The notion of privilege may be one that applies to categories of people, but it is instantiated in persons, so becomes a personal characteristic that authorises and emboldens the personalising of the public. In personalising the political, one politicises the personal; both expanding the ambit, and raising the stakes, of politics. In having the emotional depth of the private sphere enter the public sphere, the public sphere is rendered both more dysfunctional and more vicious. There is no relief from the politics of protecting personalised "oppressed" identities; no acceptable ground for, nor protection of, cognitive difference that is in tension with its demands in any realm where people interact.

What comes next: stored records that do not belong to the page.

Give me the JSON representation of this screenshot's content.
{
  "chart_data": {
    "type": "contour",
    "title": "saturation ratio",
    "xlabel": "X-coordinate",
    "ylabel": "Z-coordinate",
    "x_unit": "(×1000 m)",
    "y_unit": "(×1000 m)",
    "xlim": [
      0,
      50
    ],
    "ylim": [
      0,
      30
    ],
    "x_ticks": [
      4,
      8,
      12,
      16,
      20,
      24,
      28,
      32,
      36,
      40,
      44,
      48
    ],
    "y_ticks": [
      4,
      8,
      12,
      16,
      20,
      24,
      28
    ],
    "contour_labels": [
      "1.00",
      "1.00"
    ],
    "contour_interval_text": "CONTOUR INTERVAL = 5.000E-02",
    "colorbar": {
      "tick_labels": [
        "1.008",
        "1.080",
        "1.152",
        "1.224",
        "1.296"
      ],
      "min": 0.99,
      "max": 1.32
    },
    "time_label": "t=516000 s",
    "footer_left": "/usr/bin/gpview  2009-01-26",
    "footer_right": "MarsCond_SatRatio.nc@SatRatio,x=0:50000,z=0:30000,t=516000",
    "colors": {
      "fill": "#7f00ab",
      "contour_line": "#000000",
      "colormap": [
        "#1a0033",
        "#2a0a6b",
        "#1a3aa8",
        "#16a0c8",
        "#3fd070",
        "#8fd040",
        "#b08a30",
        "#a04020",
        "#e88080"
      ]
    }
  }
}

The smothering of dispute and conflict in the name of respect thereby smothers, or attempts to smother, intellectual enquiry, free speech, religious freedom and political choice and does so in a way that strips standing from those who disagree, creating a contemptuous, condescending and pervasive intrusion that both offends and enrages. The politics of resentment need not be the politics of illegitimate or ungrounded resentment: assuming that there is nothing to legitimately resent is another manifestation of moralising politics creating an overweening sense of moral entitlement.
The use of privilege as a way for people with much better social prospects, far more access to social levers, who are much more insulated from the costs of their preferred policies, than so many of the folk they use the concept as a weapon against is where the contemporary usage of the notion of privilege moves from the destructively overblown to the utterly contemptible.